Itulah keindahan jamuan Allah Swt. Ramadhan bulan yang suci, yang melimpah di dalamnya filosofi kehidupan. Sebagaimana Khalifah pertama kita Abu Bakar Ash-Shiddiq memiliki sebuah quote; “Barang siapa yang memasuki kubur tanpa membawa bekal yaitu berupa amal shalih maka keadaannya seperti orang yang menyeberangi lautan tanpa menggunakan perahu”.
Pun dengan Ramadhan, cukupkah kita hanya dengan memenuhi regulasinya saja dari sahur hingga berbuka? Cukupkah dengan hanya menahan makan dan minum? Tentu tak demikian. Karena Ramadhan menantang kita untuk memenuhi lumbung. Lumbung amal, lumbung emosi positif, lumbung keilmuan. Termasuk memantik kreativitas kita untuk menyiapkan dan menentukan tema.

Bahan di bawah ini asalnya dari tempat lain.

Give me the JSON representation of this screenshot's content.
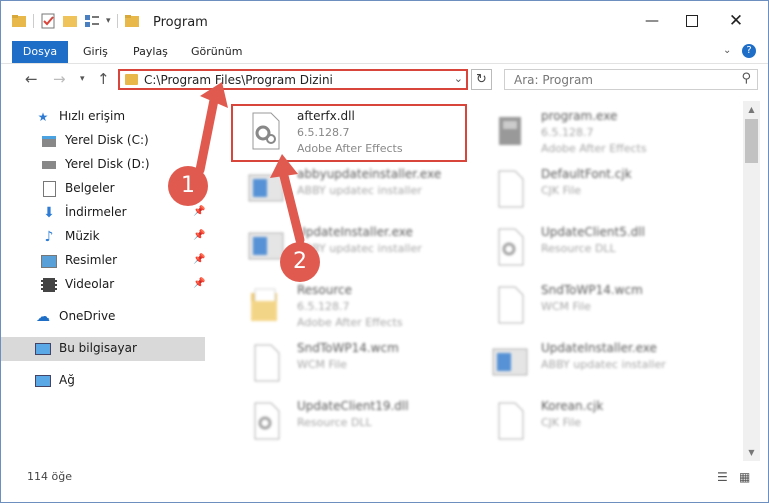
{
  "window": {
    "title": "Program"
  },
  "ribbon": {
    "tabs": [
      "Dosya",
      "Giriş",
      "Paylaş",
      "Görünüm"
    ]
  },
  "address": {
    "path": "C:\\Program Files\\Program Dizini",
    "search_placeholder": "Ara: Program"
  },
  "sidebar": {
    "items": [
      {
        "label": "Hızlı erişim",
        "icon": "star-icon",
        "pinned": false
      },
      {
        "label": "Yerel Disk (C:)",
        "icon": "drive-icon",
        "pinned": false
      },
      {
        "label": "Yerel Disk (D:)",
        "icon": "drive-icon",
        "pinned": false
      },
      {
        "label": "Belgeler",
        "icon": "document-icon",
        "pinned": false
      },
      {
        "label": "İndirmeler",
        "icon": "download-icon",
        "pinned": true
      },
      {
        "label": "Müzik",
        "icon": "music-icon",
        "pinned": true
      },
      {
        "label": "Resimler",
        "icon": "pictures-icon",
        "pinned": true
      },
      {
        "label": "Videolar",
        "icon": "video-icon",
        "pinned": true
      },
      {
        "label": "OneDrive",
        "icon": "cloud-icon",
        "pinned": false
      },
      {
        "label": "Bu bilgisayar",
        "icon": "computer-icon",
        "pinned": false
      },
      {
        "label": "Ağ",
        "icon": "network-icon",
        "pinned": false
      }
    ]
  },
  "files": [
    {
      "name": "afterfx.dll",
      "line1": "6.5.128.7",
      "line2": "Adobe After Effects",
      "icon": "dll-icon"
    },
    {
      "name": "program.exe",
      "line1": "6.5.128.7",
      "line2": "Adobe After Effects",
      "icon": "exe-icon"
    },
    {
      "name": "abbyupdateinstaller.exe",
      "line1": "ABBY updatec installer",
      "line2": "",
      "icon": "installer-icon"
    },
    {
      "name": "DefaultFont.cjk",
      "line1": "CJK File",
      "line2": "",
      "icon": "file-icon"
    },
    {
      "name": "UpdateInstaller.exe",
      "line1": "ABBY updatec installer",
      "line2": "",
      "icon": "installer-icon"
    },
    {
      "name": "UpdateClient5.dll",
      "line1": "Resource DLL",
      "line2": "",
      "icon": "dll-icon"
    },
    {
      "name": "Resource",
      "line1": "6.5.128.7",
      "line2": "Adobe After Effects",
      "icon": "folder-icon"
    },
    {
      "name": "SndToWP14.wcm",
      "line1": "WCM File",
      "line2": "",
      "icon": "file-icon"
    },
    {
      "name": "SndToWP14.wcm",
      "line1": "WCM File",
      "line2": "",
      "icon": "file-icon"
    },
    {
      "name": "UpdateInstaller.exe",
      "line1": "ABBY updatec installer",
      "line2": "",
      "icon": "installer-icon"
    },
    {
      "name": "UpdateClient19.dll",
      "line1": "Resource DLL",
      "line2": "",
      "icon": "dll-icon"
    },
    {
      "name": "Korean.cjk",
      "line1": "CJK File",
      "line2": "",
      "icon": "file-icon"
    }
  ],
  "status": {
    "count": "114 öğe"
  },
  "annotations": {
    "step1": "1",
    "step2": "2",
    "color": "#e05a4f"
  }
}
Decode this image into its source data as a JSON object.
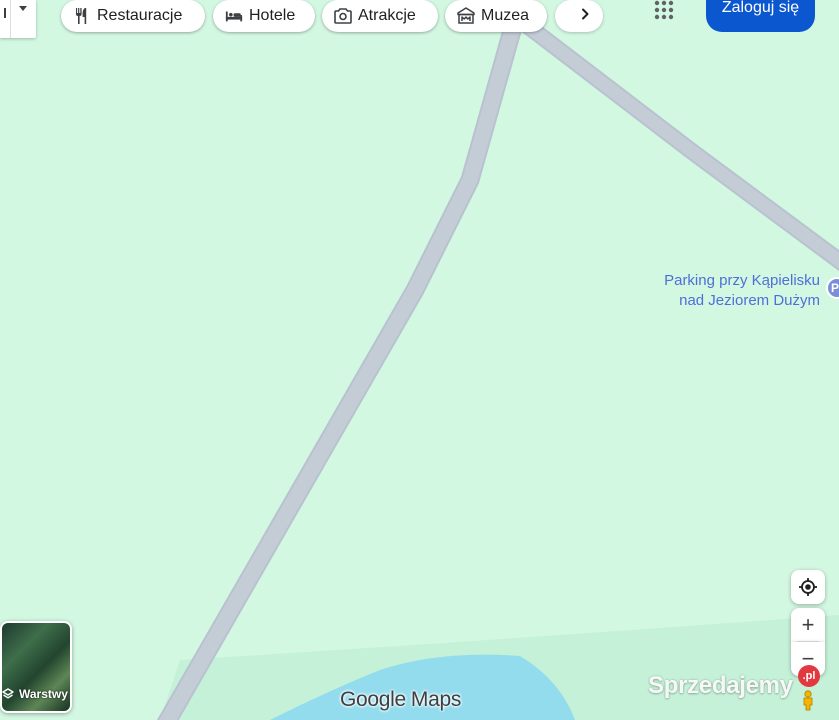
{
  "map": {
    "background_color": "#d3f8e2",
    "road_color": "#c4ccd6",
    "water_color": "#93dced"
  },
  "search": {
    "dropdown_icon": "chevron-down-icon"
  },
  "categories": [
    {
      "label": "Restauracje",
      "icon": "restaurant-icon"
    },
    {
      "label": "Hotele",
      "icon": "hotel-icon"
    },
    {
      "label": "Atrakcje",
      "icon": "camera-icon"
    },
    {
      "label": "Muzea",
      "icon": "museum-icon"
    }
  ],
  "categories_next_icon": "chevron-right-icon",
  "header": {
    "apps_icon": "apps-grid-icon",
    "signin_label": "Zaloguj się",
    "signin_color": "#0b57d0"
  },
  "place": {
    "line1": "Parking przy Kąpielisku",
    "line2": "nad Jeziorem Dużym",
    "label_color": "#4f6fd8",
    "pin_letter": "P"
  },
  "layers": {
    "label": "Warstwy",
    "icon": "layers-icon"
  },
  "controls": {
    "location_icon": "my-location-icon",
    "zoom_in_label": "+",
    "zoom_out_label": "−",
    "pegman_icon": "pegman-icon"
  },
  "branding": {
    "logo_part1": "Google",
    "logo_part2": "Maps"
  },
  "watermark": {
    "text": "Sprzedajemy",
    "badge": ".pl"
  }
}
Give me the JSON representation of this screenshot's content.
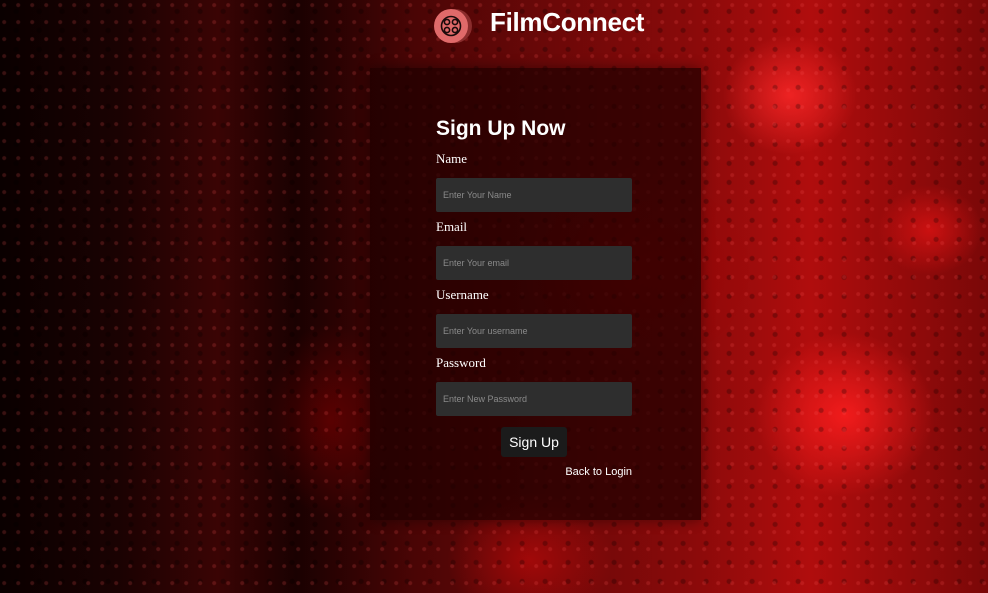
{
  "brand": {
    "name": "FilmConnect",
    "logo_icon": "film-reel-icon",
    "logo_color": "#e06a6a"
  },
  "form": {
    "title": "Sign Up Now",
    "fields": [
      {
        "label": "Name",
        "placeholder": "Enter Your Name",
        "value": ""
      },
      {
        "label": "Email",
        "placeholder": "Enter Your email",
        "value": ""
      },
      {
        "label": "Username",
        "placeholder": "Enter Your username",
        "value": ""
      },
      {
        "label": "Password",
        "placeholder": "Enter New Password",
        "value": ""
      }
    ],
    "submit_label": "Sign Up",
    "back_link_label": "Back to Login"
  }
}
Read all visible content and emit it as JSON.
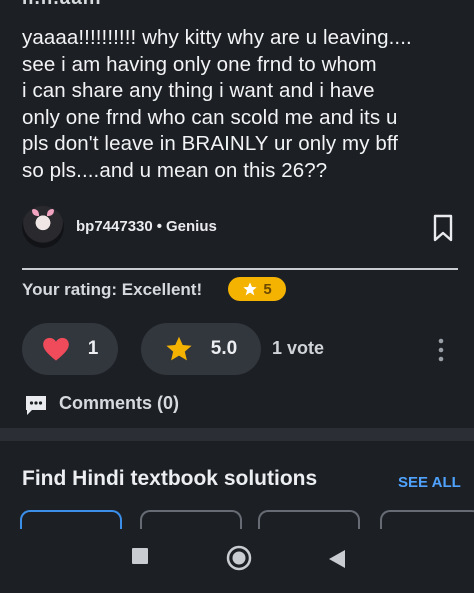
{
  "cut_off_text": "ıı.ıı.aaııı",
  "answer": {
    "lines": [
      "yaaaa!!!!!!!!!! why kitty why are u leaving....",
      "see i am having only one frnd to whom",
      "i can share any thing i want and i have",
      "only one frnd who can scold me and its u",
      "pls don't leave in BRAINLY ur only my bff",
      "so pls....and u mean on this 26??"
    ]
  },
  "author": {
    "username": "bp7447330",
    "separator": "•",
    "rank": "Genius"
  },
  "rating": {
    "label": "Your rating: Excellent!",
    "value": "5"
  },
  "actions": {
    "thanks_count": "1",
    "average_rating": "5.0",
    "votes_label": "1 vote"
  },
  "comments": {
    "label": "Comments (0)"
  },
  "textbook": {
    "title": "Find Hindi textbook solutions",
    "see_all": "SEE ALL"
  },
  "colors": {
    "background": "#1c1f24",
    "pill": "#32363d",
    "heart": "#ef4b5a",
    "star": "#f5b301",
    "link": "#4fa3ff"
  },
  "icons": [
    "bookmark-icon",
    "star-icon",
    "heart-icon",
    "more-vertical-icon",
    "comment-icon",
    "nav-recents-icon",
    "nav-home-icon",
    "nav-back-icon"
  ]
}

Tema apakah yang kita usung untuk Ramadhan terbaik kita di tahun ini? Sangat terbuka lebar untuk berkreasi menentukannya, yang seklaigus terkoneksi dengan ekspektasi dan afirmasi kita.
Ibu-ibu hebat yang dirahmati Allah. Mari bergegas menuju Ramadhan yang tinggal berapa kali 24 jam saja. Mari hidupkan bulan ini dengan sinergi dan berbakti. Sinergi di antara masyarakat terkecil kita (keluarga), di antara tetangga, teman kerja, kolega, dan seterusnya. Sebagaimana filosofi masyarakat Sunda. “Paheuyeuk-heuyeuk” alias bahu membahu. Dengan sinergi, mengalir mata air keikhlasan, keterbukaan, saling menjaga dan saling menyokong kebaikan yang kita perjuangkan.
Pun melalui berbakti. Bagaimana kita ditempa untuk menghadirkan amal terbaik. Untuk apa? Untuk keberdayaan kita sebagai makhluk sempurna di antara makhluk lainnya. Untuk menegaskan kita sebagai mukmin yang kuat.